Although Cook’s story was not due to publish until Monday, it was clear from his questions that the focus of the piece would be one of CloudFlare’s customers, which Prince describes as a site that “advocates for Chechen independence.” According to Prince’s post, entitled “CloudFlare and free speech,” Cook’s inflammatory questions included…
Do you support campaigns of murder and terror waged [by some controversial group]? If not, why would you allow such hateful material to be protected by your services?
Prince responded that “CloudFlare’s mission is to build a better web. Inherently, there will be things on our network that make us uncomfortable.” But, he added: “We will continue to abide by the law, serve all customers, and hold consistently to a belief that our proper role is not that of Internet censor.”
Prince also linked to a Guardian report concerning the Kernel’s shuttering in March, a move that — combined with his decision to refer to Cook as a “blogger” — prompted the Kernel to expand its story to focus more specifically on CloudFlare, Cook told PandoDaily via email.
The site in question, which Prince declined to name on the record because of a CloudFlare policy against confirming users to the media without permission, has reportedly been connected to Boston Marathon bombing suspect Dzhokhar Tsarnaev. Kernel editor-in-chief Milo Yiannopoulos says that CloudFlare is just one of the companies the Kernel attempted to contact regarding the story — “two hosting companies” are said to have been contacted regarding their involvement with the site in question.
Prince says that CloudFlare, like other companies, does not monitor every website or request that uses its service — nor should it. “I just don’t think that any technology provider, when they are in a position to shutdown an entire medium, that they should be doing that,” he says. “That is a long-term risk both to the medium and to a free exchange of ideas.”
The sentiment echoes one expressed by the Electronic Frontier Foundation (EFF) in September 2012 following YouTube’s decision not to block a video showing clips from “The Innocence of Muslims,” an “an anti-Islamic film that depicts Prophet Mohammed as a philanderer who approves of child abuse,” outside of Egypt and Libya.
“Once YouTube has made the decision to pro-actively censor its content, they start down a slippery slope that ends in YouTube Knows Best moral policing of every video on their site,” the EFF wrote on its blog. It continued:
It is disappointing to see YouTube turn its back on policies that have allowed it to become a such a strong platform for freedom of expression. We hope that this new-found enthusiasm for pro-active censorship is a temporary aberration rather than a sign of things to come.
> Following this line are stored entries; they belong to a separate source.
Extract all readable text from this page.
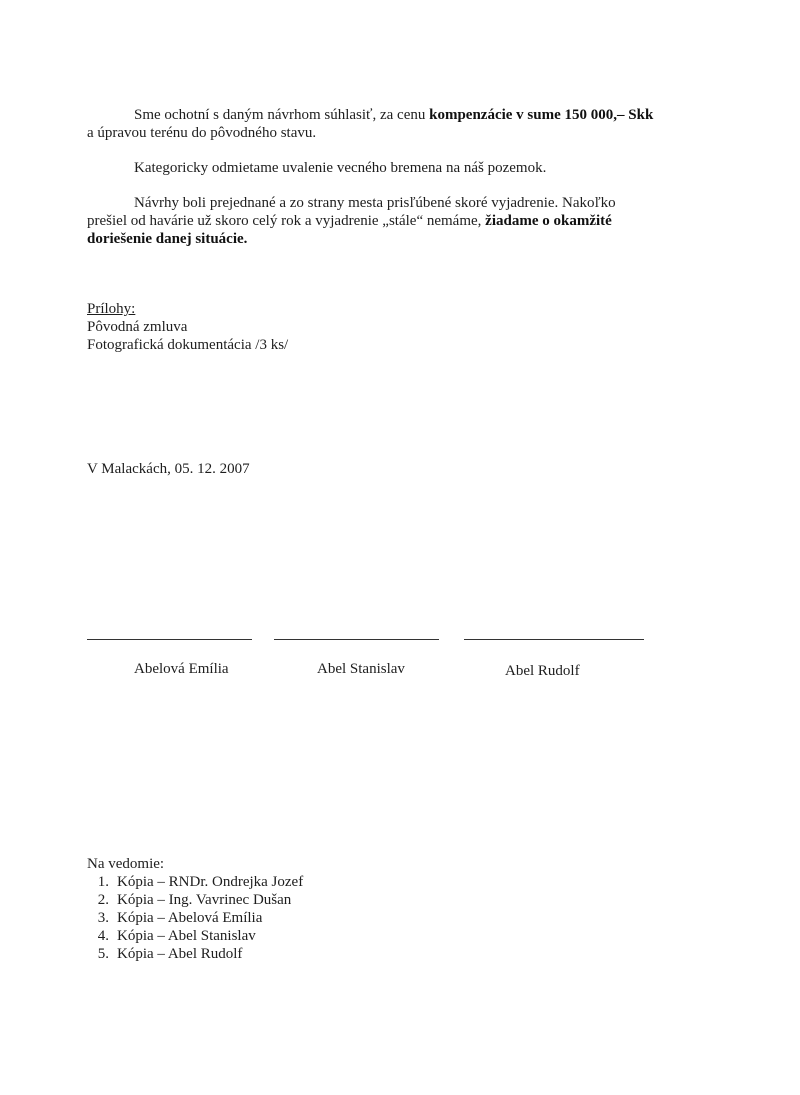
Sme ochotní s daným návrhom súhlasiť, za cenu kompenzácie v sume 150 000,– Skk
a úpravou terénu do pôvodného stavu.
Kategoricky odmietame uvalenie vecného bremena na náš pozemok.
Návrhy boli prejednané a zo strany mesta prisľúbené skoré vyjadrenie. Nakoľko
prešiel od havárie už skoro celý rok a vyjadrenie „stále“ nemáme, žiadame o okamžité
doriešenie danej situácie.
Prílohy:
Pôvodná zmluva
Fotografická dokumentácia /3 ks/
V Malackách, 05. 12. 2007
Abelová Emília	Abel Stanislav	Abel Rudolf
Na vedomie:
1. Kópia – RNDr. Ondrejka Jozef
2. Kópia – Ing. Vavrinec Dušan
3. Kópia – Abelová Emília
4. Kópia – Abel Stanislav
5. Kópia – Abel Rudolf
Capitulating to calls for a piece of content — a video, a website, a tweet — to be taken down is not unheard of, however.
In 2010, Amazon removed WikiLeaks, a self-described “not-for-profit media organization” said to be in possession of more than one million classified documents, from its cloud hosting service. The act, praised by government officials who wished to block access to WikiLeaks’ website, was seen by some as a signal of the power government agencies and private companies have over free speech on the Internet.
Reached by email, Yiannopoulos told PandoDaily:
The focus of the report, of which the CloudFlare story is one part, is technology companies who support terrorist activity through a naive commitment to “free speech”. We think the site in question goes way over the line and that CloudFlare’s support of it is outrageous. Their claim that CloudFlare is somehow insignificant to the site in question does not bear scrutiny: during the repeated DDoS attacks on the site in question, CloudFlare is the only thing keeping it online. Further, as a CDN, an argument could be made that CloudFlare is itself republishing potentially illegal material and directly assisting in the planning of attacks on US soil and the spread of radical Islamism.
Although the Kernel is still showing a pre-launch countdown page, a draft of Cook’s article was available online on Sunday evening simply by viewing the source code of this page, which had already been indexed by Google. In the draft, Cook identifies the site in question as belonging to “The Kavkaz Center” and describes CloudFlare as “The Terrorists’ Little Helper.”